- Born: 1958 (age 67–68)
- Political party: Democratic

= Chris Smith (American academic) =

American academic

Christopher E. Smith (born 1958) is an American legal academic who is a specialist in constitutional rights and correctional law. He succeeded lawyer and political activist Zolton Ferency as Michigan State University's faculty specialist on constitutional rights in criminal justice. He taught courses on criminal justice, law, and public policy in Michigan State's School of Criminal Justice from 1994 to 2025. He was inducted into the School's Wall of Fame in 2021.

== Biography ==
After growing up in Michigan, Smith earned his bachelor's degree from Harvard University before earning a master's degree at the University of Bristol, a J.D. degree at the University of Tennessee, and a Ph.D. in political science from the University of Connecticut.
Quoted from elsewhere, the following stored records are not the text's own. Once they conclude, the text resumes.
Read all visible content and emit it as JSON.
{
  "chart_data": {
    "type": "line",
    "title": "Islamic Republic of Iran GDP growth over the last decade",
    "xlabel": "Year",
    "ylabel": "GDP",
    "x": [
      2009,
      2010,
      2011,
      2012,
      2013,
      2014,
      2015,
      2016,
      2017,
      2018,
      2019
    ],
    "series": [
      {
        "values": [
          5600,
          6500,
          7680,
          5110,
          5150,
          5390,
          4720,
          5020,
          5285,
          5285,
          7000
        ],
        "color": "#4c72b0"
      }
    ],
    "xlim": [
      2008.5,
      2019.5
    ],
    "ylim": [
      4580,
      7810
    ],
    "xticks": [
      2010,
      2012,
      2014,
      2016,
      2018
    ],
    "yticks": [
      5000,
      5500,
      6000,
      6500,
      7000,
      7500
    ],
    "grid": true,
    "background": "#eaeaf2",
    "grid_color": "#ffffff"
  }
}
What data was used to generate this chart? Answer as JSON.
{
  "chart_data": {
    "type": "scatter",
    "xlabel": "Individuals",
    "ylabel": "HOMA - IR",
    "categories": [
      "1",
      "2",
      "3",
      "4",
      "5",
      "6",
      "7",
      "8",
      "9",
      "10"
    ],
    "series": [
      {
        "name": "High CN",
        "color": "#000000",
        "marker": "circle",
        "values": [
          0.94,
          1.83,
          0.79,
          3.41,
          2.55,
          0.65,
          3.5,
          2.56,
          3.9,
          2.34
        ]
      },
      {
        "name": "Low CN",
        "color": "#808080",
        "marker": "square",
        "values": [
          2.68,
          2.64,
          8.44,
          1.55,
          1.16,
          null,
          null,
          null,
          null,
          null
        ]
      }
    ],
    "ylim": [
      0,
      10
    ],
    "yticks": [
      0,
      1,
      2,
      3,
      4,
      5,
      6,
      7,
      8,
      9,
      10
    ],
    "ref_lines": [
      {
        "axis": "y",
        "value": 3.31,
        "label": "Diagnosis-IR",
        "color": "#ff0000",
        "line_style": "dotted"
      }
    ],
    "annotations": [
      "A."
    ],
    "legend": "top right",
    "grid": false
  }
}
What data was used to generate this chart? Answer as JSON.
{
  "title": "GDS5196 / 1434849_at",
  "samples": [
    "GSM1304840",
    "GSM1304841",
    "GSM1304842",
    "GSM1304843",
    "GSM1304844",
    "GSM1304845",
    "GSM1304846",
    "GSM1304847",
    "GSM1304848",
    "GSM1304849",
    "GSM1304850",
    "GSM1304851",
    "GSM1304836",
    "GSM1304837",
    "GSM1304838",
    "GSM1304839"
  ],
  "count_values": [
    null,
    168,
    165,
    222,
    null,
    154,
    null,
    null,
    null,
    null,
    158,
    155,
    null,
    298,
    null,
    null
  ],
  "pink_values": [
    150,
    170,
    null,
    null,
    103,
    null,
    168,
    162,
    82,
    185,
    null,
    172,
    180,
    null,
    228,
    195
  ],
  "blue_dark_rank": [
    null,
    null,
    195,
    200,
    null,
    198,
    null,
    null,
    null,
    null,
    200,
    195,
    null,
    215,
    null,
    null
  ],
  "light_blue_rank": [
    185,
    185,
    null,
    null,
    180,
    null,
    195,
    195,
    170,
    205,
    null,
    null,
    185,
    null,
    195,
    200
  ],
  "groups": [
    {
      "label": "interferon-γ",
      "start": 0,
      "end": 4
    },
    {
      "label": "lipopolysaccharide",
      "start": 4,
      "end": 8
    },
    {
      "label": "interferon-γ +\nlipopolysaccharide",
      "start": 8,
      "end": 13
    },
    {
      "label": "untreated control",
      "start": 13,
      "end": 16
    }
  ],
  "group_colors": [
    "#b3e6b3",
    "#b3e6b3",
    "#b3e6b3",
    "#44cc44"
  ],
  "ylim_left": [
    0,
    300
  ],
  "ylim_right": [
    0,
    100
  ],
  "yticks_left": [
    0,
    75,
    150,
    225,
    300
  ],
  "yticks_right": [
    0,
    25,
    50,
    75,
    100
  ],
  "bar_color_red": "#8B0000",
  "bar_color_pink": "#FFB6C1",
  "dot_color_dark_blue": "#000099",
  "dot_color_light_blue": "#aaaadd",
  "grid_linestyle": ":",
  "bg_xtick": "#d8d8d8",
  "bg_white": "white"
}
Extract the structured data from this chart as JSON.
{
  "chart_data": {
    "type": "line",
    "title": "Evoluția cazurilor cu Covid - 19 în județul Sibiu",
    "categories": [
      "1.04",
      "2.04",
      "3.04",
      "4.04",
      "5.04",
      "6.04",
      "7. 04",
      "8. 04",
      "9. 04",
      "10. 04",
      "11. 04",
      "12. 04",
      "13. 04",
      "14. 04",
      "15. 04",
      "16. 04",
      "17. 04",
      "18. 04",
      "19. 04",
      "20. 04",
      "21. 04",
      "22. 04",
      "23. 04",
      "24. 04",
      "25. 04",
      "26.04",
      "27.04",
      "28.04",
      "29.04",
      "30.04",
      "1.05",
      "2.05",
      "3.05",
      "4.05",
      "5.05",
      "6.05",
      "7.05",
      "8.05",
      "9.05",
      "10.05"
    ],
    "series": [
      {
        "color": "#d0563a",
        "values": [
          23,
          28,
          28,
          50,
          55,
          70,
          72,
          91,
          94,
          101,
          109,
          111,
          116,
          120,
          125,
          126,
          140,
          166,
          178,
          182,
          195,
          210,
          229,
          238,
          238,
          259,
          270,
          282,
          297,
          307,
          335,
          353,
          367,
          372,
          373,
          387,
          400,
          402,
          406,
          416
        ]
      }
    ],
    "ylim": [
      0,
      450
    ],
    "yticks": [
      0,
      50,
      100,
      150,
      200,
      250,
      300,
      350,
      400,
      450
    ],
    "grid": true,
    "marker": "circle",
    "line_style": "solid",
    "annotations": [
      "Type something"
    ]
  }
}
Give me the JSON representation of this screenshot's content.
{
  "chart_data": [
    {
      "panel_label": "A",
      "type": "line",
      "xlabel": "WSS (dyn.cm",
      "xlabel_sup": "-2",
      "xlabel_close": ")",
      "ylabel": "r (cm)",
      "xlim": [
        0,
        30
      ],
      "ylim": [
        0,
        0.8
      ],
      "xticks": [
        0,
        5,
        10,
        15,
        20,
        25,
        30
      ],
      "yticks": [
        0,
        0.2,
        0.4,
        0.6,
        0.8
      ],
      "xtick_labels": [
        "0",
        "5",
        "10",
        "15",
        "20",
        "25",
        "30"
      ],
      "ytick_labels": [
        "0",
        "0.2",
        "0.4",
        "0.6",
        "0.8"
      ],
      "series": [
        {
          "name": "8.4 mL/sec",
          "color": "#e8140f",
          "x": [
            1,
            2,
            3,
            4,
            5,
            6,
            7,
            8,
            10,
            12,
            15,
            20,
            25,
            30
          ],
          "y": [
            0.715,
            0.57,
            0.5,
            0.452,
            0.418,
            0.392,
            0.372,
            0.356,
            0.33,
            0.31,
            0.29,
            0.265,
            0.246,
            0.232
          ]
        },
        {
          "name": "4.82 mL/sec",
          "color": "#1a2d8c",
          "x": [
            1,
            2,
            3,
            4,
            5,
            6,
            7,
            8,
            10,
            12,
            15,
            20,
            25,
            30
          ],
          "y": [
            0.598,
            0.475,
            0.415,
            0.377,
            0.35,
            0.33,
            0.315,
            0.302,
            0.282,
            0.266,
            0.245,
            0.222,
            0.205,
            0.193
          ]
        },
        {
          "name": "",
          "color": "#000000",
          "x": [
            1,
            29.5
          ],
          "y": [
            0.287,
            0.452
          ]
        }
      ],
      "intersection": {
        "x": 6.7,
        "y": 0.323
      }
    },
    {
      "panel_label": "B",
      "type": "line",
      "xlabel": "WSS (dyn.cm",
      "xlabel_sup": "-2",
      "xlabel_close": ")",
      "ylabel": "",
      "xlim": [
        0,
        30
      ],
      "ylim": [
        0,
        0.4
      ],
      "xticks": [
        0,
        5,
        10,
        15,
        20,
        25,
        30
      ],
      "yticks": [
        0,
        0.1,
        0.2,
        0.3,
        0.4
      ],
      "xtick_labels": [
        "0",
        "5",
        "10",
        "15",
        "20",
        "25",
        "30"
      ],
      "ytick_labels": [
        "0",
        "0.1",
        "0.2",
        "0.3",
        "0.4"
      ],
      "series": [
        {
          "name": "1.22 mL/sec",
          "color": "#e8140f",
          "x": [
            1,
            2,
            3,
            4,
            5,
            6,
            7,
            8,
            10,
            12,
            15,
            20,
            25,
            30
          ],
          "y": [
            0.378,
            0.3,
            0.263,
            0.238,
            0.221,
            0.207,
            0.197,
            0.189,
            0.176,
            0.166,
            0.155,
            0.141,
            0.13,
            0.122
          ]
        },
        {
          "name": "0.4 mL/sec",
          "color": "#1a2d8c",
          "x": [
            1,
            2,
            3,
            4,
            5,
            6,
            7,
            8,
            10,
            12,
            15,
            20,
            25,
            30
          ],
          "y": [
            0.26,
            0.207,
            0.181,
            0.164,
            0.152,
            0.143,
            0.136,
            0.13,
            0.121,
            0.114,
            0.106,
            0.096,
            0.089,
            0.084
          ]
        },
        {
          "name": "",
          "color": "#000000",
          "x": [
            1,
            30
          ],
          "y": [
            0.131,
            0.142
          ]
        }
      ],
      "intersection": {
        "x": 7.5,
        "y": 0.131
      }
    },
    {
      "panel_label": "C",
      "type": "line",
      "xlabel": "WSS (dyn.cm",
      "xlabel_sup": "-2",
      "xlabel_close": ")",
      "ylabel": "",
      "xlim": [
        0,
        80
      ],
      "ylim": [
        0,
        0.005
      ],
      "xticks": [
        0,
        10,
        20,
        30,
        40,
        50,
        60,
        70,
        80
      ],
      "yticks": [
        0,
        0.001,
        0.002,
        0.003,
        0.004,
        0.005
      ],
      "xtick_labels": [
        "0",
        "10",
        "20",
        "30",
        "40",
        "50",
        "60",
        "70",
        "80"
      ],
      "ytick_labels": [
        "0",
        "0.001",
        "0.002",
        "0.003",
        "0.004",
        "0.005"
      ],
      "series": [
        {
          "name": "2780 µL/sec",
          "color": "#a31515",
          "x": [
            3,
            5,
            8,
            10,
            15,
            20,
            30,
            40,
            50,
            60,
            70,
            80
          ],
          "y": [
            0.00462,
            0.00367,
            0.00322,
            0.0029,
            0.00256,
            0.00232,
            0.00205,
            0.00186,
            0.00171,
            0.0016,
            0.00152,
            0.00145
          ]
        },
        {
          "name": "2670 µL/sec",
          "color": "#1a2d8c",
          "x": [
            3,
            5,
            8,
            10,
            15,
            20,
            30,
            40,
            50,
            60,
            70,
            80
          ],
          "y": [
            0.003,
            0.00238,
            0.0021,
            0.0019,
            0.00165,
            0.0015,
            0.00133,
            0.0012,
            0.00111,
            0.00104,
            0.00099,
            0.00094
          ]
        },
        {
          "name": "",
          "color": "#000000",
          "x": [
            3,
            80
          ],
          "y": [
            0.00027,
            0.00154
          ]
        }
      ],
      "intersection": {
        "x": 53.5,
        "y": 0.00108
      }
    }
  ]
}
He joined Michigan State University's faculty in 1994 after previously teaching political science at the University of Akron and the University of Connecticut-Hartford.

== Work ==
Smith has written dozens of books focusing on American government, constitutional law, criminal justice, and the U.S. Supreme Court. As the author of more than 100 articles for both scholarly and public audiences, his work has appeared in The Atlantic, American Journal of Criminal Justice, and Political Research Quarterly.

==Political career==
In 2018, Smith was a candidate for the US House from the MI-08 district. He was defeated in the Democratic primary by Elissa Slotkin, who also won the general election. He later led the Michigan Coalition to Prevent Gun Violence as the organization's board chairperson and interim executive director.